Performs the following operations in order: 1. Decay adaptation elements (stc, sfa) and compute totals 2. Integrate membrane and conductance dynamics using RKF45 3. Add synaptic conductance jumps from spike inputs 4. Stochastic spike check (if not refractory) or refractory countdown 5. Store external current for next step

Parameters:

x (ArrayLike, default: 0.0 pA) – External current input for this time step. Shape: scalar or broadcastable to in_size. Unit: pA. This is stored as I_stim for use in the next time step.

Returns:

Binary spike output (0 or 1) for this time step. Shape: (*batch_size, *in_size). dtype: float32. Value 1 indicates spike emission.

Return type:

jnp.ndarray

Notes

The update implements NEST’s exact algorithm:

  • Adaptation elements decay exponentially by factor exp(-dt/tau)

  • RKF45 integration uses adaptive step size (stored in integration_step state)

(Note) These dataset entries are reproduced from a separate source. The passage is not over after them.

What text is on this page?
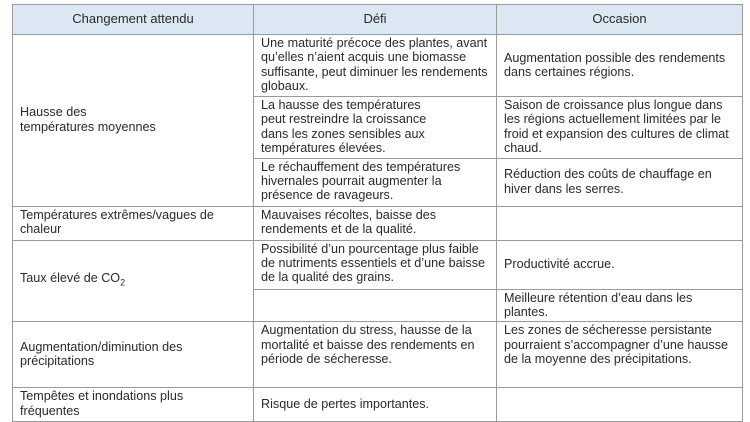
Changement attendu	Défi	Occasion
Hausse des températures moyennes	Une maturité précoce des plantes, avant qu’elles n’aient acquis une biomasse suffisante, peut diminuer les rendements globaux.	Augmentation possible des rendements dans certaines régions.
	La hausse des températures peut restreindre la croissance dans les zones sensibles aux températures élevées.	Saison de croissance plus longue dans les régions actuellement limitées par le froid et expansion des cultures de climat chaud.
	Le réchauffement des températures hivernales pourrait augmenter la présence de ravageurs.	Réduction des coûts de chauffage en hiver dans les serres.
Températures extrêmes/vagues de chaleur	Mauvaises récoltes, baisse des rendements et de la qualité.	
Taux élevé de $CO_2$	Possibilité d’un pourcentage plus faible de nutriments essentiels et d’une baisse de la qualité des grains.	Productivité accrue.
		Meilleure rétention d’eau dans les plantes.
Augmentation/diminution des précipitations	Augmentation du stress, hausse de la mortalité et baisse des rendements en période de sécheresse.	Les zones de sécheresse persistante pourraient s’accompagner d’une hausse de la moyenne des précipitations.
Tempêtes et inondations plus fréquentes	Risque de pertes importantes.	
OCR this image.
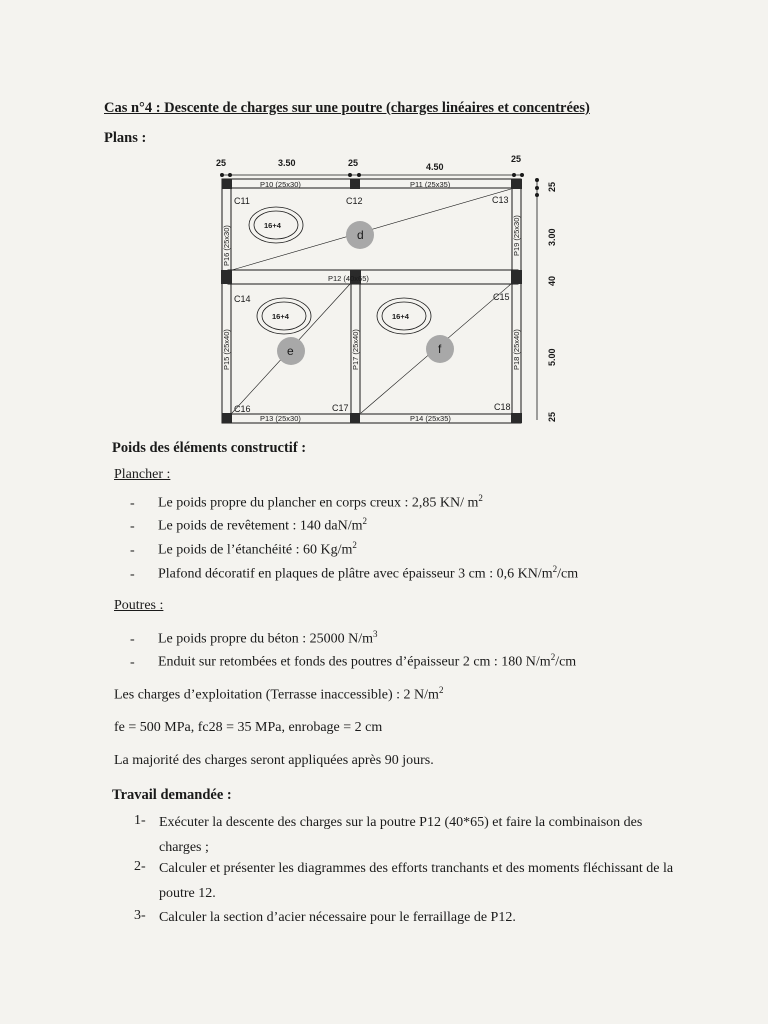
Cas n°4 : Descente de charges sur une poutre (charges linéaires et concentrées)
Plans :
25	3.50	25	4.50
25
25
3.00
40
5.00
25
P10 (25x30)	P11 (25x35)
P12 (40x65)
P13 (25x30)	P14 (25x35)
P16 (25x30)
P15 (25x40)	P17 (25x40)	P18 (25x40)
P19 (25x30)
C11	C12	C13
C14	C15
C16	C17	C18
16+4
16+4	16+4
d
e	f
Poids des éléments constructif :
Plancher :
- Le poids propre du plancher en corps creux : 2,85 KN/ $m^2$
- Le poids de revêtement : 140 daN/$m^2$
- Le poids de l’étanchéité : 60 $Kg/m^2$
- Plafond décoratif en plaques de plâtre avec épaisseur 3 cm : 0,6 $KN/m^2/cm$
Poutres :
- Le poids propre du béton : 25000 $N/m^3$
- Enduit sur retombées et fonds des poutres d’épaisseur 2 cm : 180 $N/m^2/cm$
Les charges d’exploitation (Terrasse inaccessible) : 2 $N/m^2$
fe = 500 MPa, fc28 = 35 MPa, enrobage = 2 cm
La majorité des charges seront appliquées après 90 jours.
Travail demandée :
1- Exécuter la descente des charges sur la poutre P12 (40*65) et faire la combinaison des charges ;
2- Calculer et présenter les diagrammes des efforts tranchants et des moments fléchissant de la poutre 12.
3- Calculer la section d’acier nécessaire pour le ferraillage de P12.
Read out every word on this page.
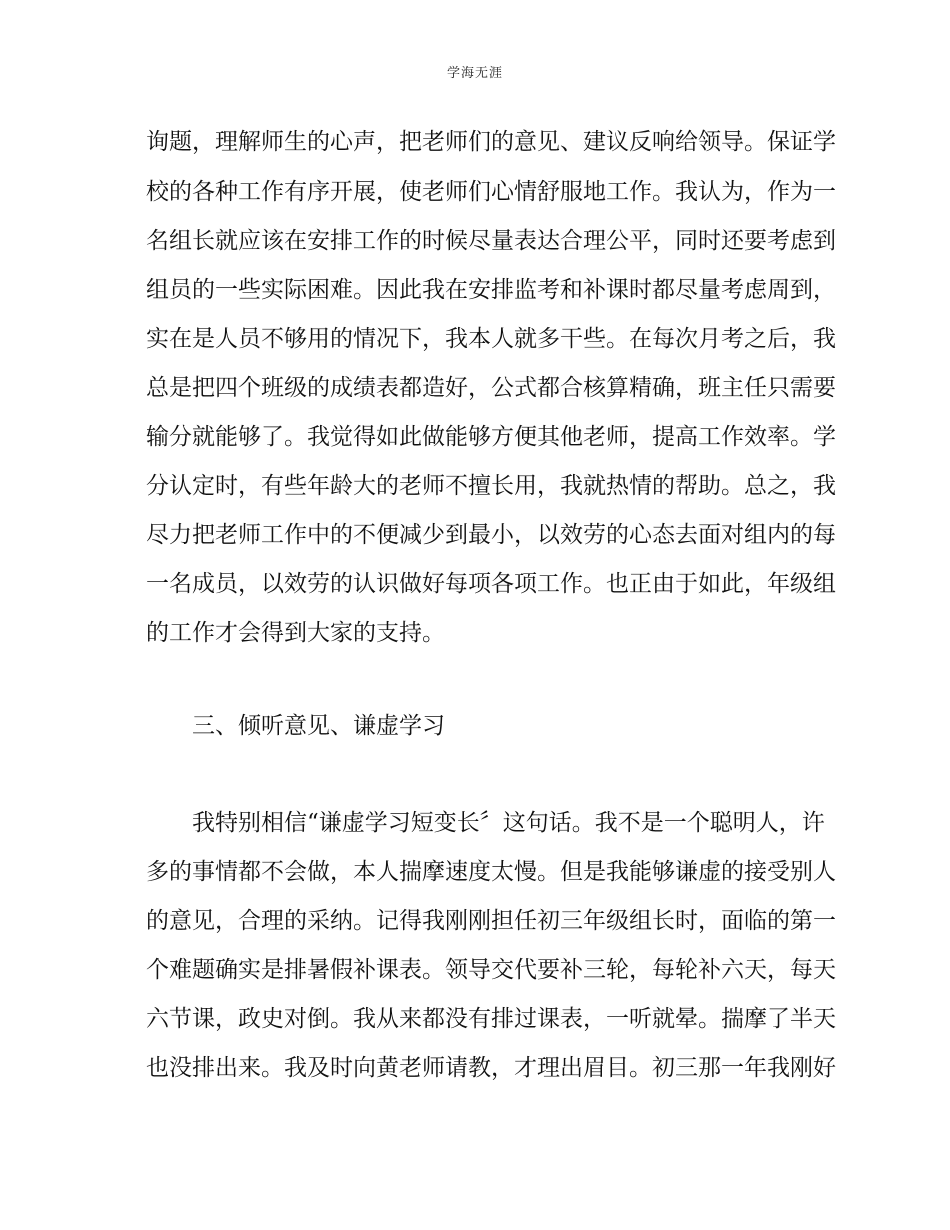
学海无涯
询题，理解师生的心声，把老师们的意见、建议反响给领导。保证学
校的各种工作有序开展，使老师们心情舒服地工作。我认为，作为一
名组长就应该在安排工作的时候尽量表达合理公平，同时还要考虑到
组员的一些实际困难。因此我在安排监考和补课时都尽量考虑周到，
实在是人员不够用的情况下，我本人就多干些。在每次月考之后，我
总是把四个班级的成绩表都造好，公式都合核算精确，班主任只需要
输分就能够了。我觉得如此做能够方便其他老师，提高工作效率。学
分认定时，有些年龄大的老师不擅长用，我就热情的帮助。总之，我
尽力把老师工作中的不便减少到最小，以效劳的心态去面对组内的每
一名成员，以效劳的认识做好每项各项工作。也正由于如此，年级组
的工作才会得到大家的支持。
三、倾听意见、谦虚学习
我特别相信“谦虚学习短变长〞这句话。我不是一个聪明人，许
多的事情都不会做，本人揣摩速度太慢。但是我能够谦虚的接受别人
的意见，合理的采纳。记得我刚刚担任初三年级组长时，面临的第一
个难题确实是排暑假补课表。领导交代要补三轮，每轮补六天，每天
六节课，政史对倒。我从来都没有排过课表，一听就晕。揣摩了半天
也没排出来。我及时向黄老师请教，才理出眉目。初三那一年我刚好
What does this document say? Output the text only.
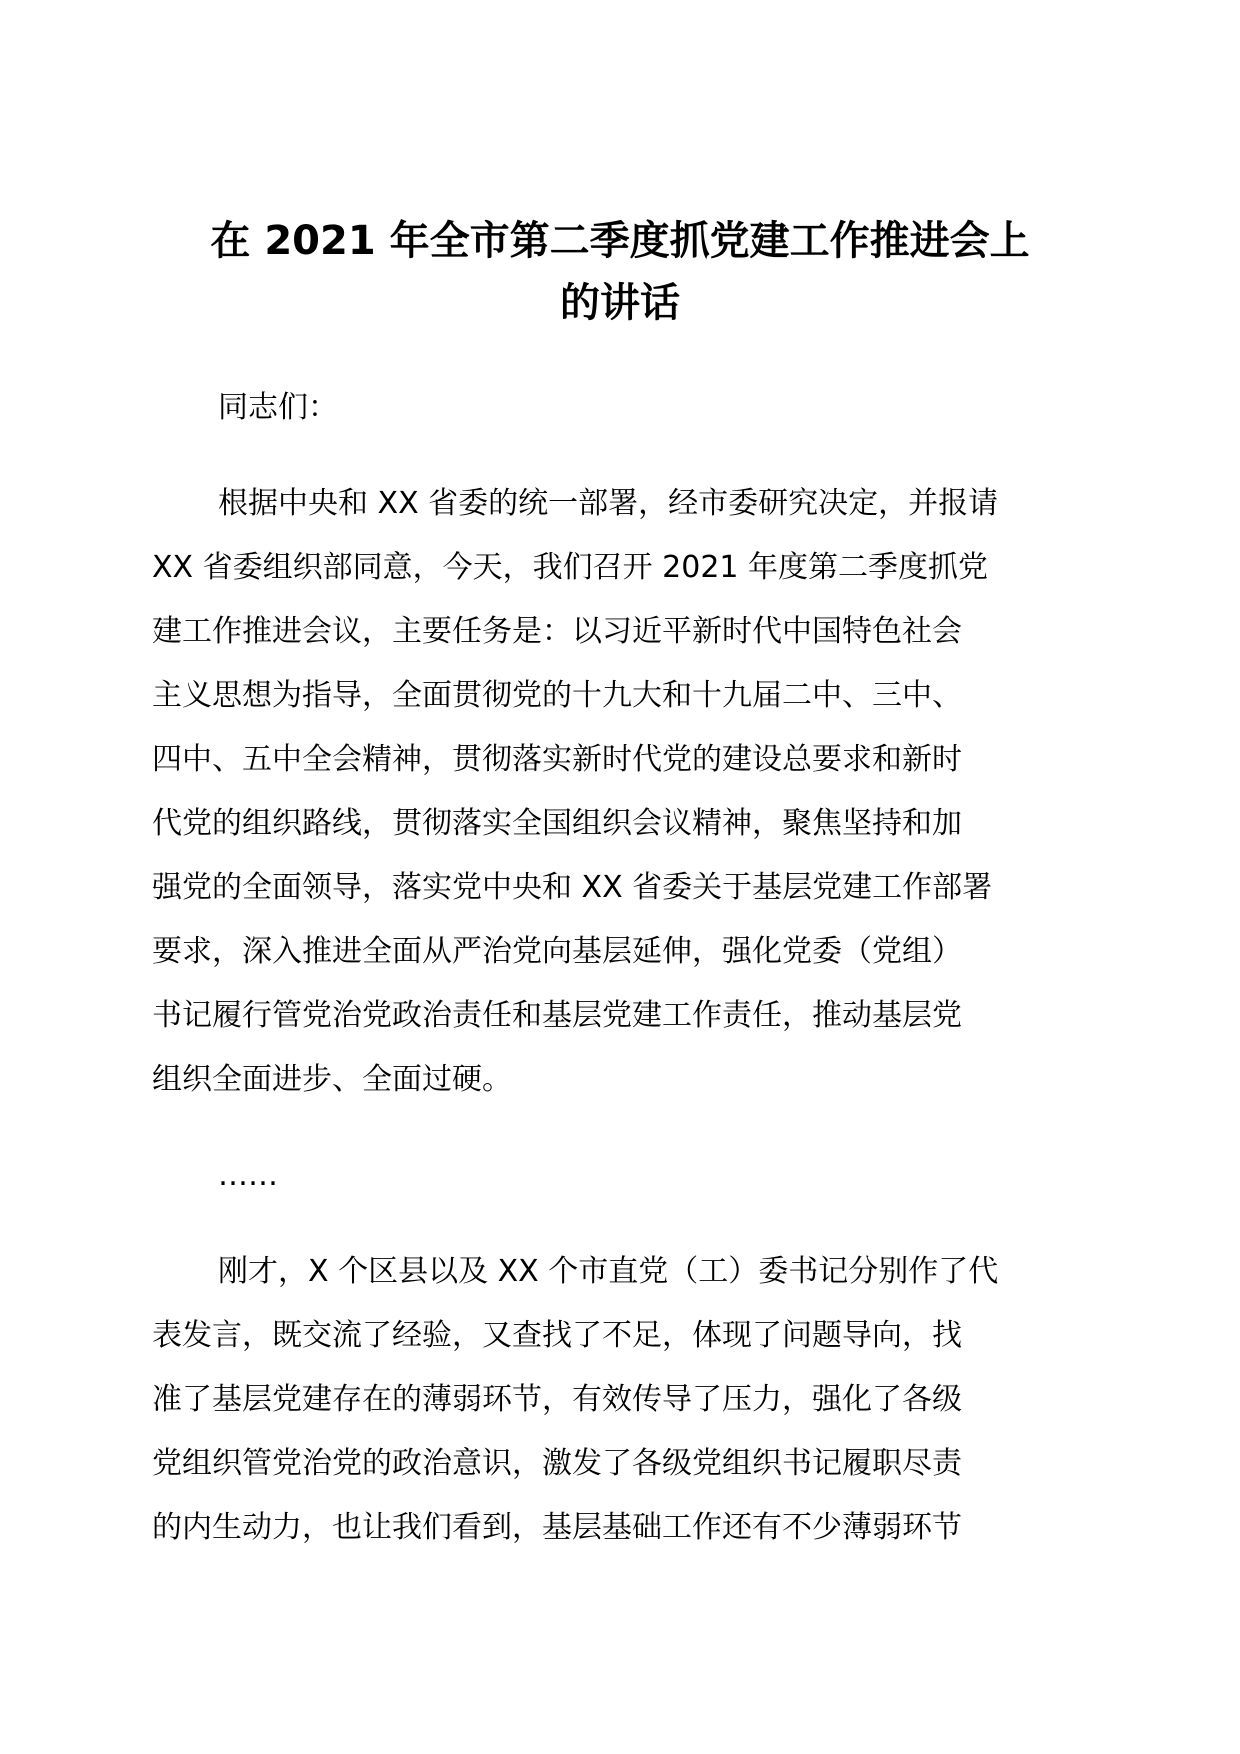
在 2021 年全市第二季度抓党建工作推进会上
的讲话
同志们：
根据中央和 XX 省委的统一部署，经市委研究决定，并报请
XX 省委组织部同意，今天，我们召开 2021 年度第二季度抓党
建工作推进会议，主要任务是：以习近平新时代中国特色社会
主义思想为指导，全面贯彻党的十九大和十九届二中、三中、
四中、五中全会精神，贯彻落实新时代党的建设总要求和新时
代党的组织路线，贯彻落实全国组织会议精神，聚焦坚持和加
强党的全面领导，落实党中央和 XX 省委关于基层党建工作部署
要求，深入推进全面从严治党向基层延伸，强化党委（党组）
书记履行管党治党政治责任和基层党建工作责任，推动基层党
组织全面进步、全面过硬。
……
刚才，X 个区县以及 XX 个市直党（工）委书记分别作了代
表发言，既交流了经验，又查找了不足，体现了问题导向，找
准了基层党建存在的薄弱环节，有效传导了压力，强化了各级
党组织管党治党的政治意识，激发了各级党组织书记履职尽责
的内生动力，也让我们看到，基层基础工作还有不少薄弱环节
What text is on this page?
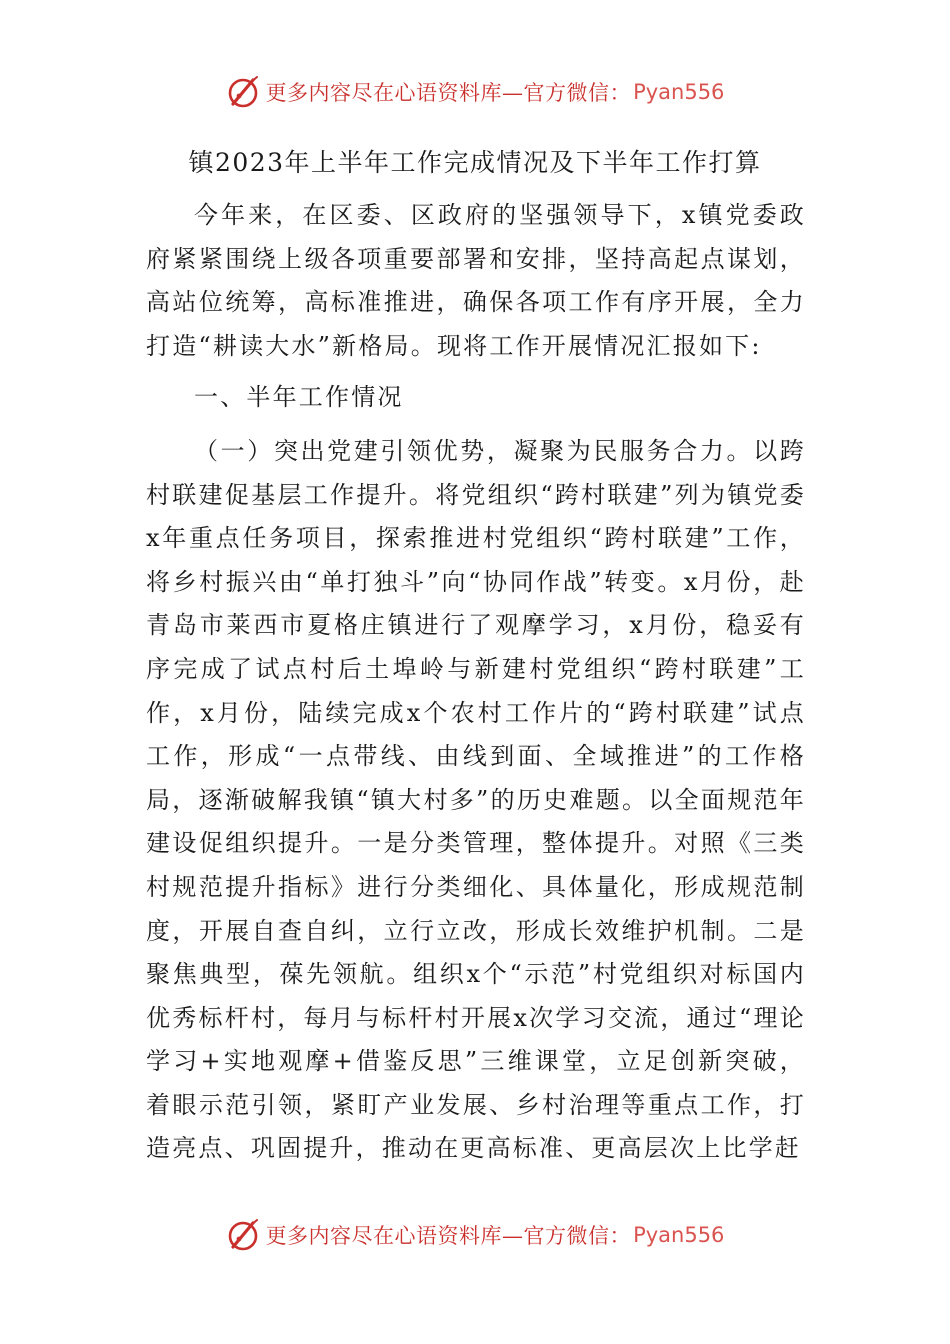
更多内容尽在心语资料库—官方微信： Pyan556
镇2023年上半年工作完成情况及下半年工作打算

今年来，在区委、区政府的坚强领导下，x镇党委政府紧紧围绕上级各项重要部署和安排，坚持高起点谋划，高站位统筹，高标准推进，确保各项工作有序开展，全力打造“耕读大水”新格局。现将工作开展情况汇报如下:

一、半年工作情况

（一）突出党建引领优势，凝聚为民服务合力。以跨村联建促基层工作提升。将党组织“跨村联建”列为镇党委x年重点任务项目，探索推进村党组织“跨村联建”工作，将乡村振兴由“单打独斗”向“协同作战”转变。x月份，赴青岛市莱西市夏格庄镇进行了观摩学习，x月份，稳妥有序完成了试点村后土埠岭与新建村党组织“跨村联建”工作，x月份，陆续完成x个农村工作片的“跨村联建”试点工作，形成“一点带线、由线到面、全域推进”的工作格局，逐渐破解我镇“镇大村多”的历史难题。以全面规范年建设促组织提升。一是分类管理，整体提升。对照《三类村规范提升指标》进行分类细化、具体量化，形成规范制度，开展自查自纠，立行立改，形成长效维护机制。二是聚焦典型，葆先领航。组织x个“示范”村党组织对标国内优秀标杆村，每月与标杆村开展x次学习交流，通过“理论学习+实地观摩+借鉴反思”三维课堂，立足创新突破，着眼示范引领，紧盯产业发展、乡村治理等重点工作，打造亮点、巩固提升，推动在更高标准、更高层次上比学赶

更多内容尽在心语资料库—官方微信： Pyan556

  • Spike probability computed as 1 - exp(-lambda * dt) where lambda = lambda_0 * exp((V - V_T) / Delta_V)

  • Random number generation uses JAX PRNG with automatic state splitting

  • Refractory neurons have V clamped to V_reset and cannot spike

  • All computations performed element-wise in NumPy for each neuron

The current input x is buffered (not used in current step) to match NEST’s one-step delay convention.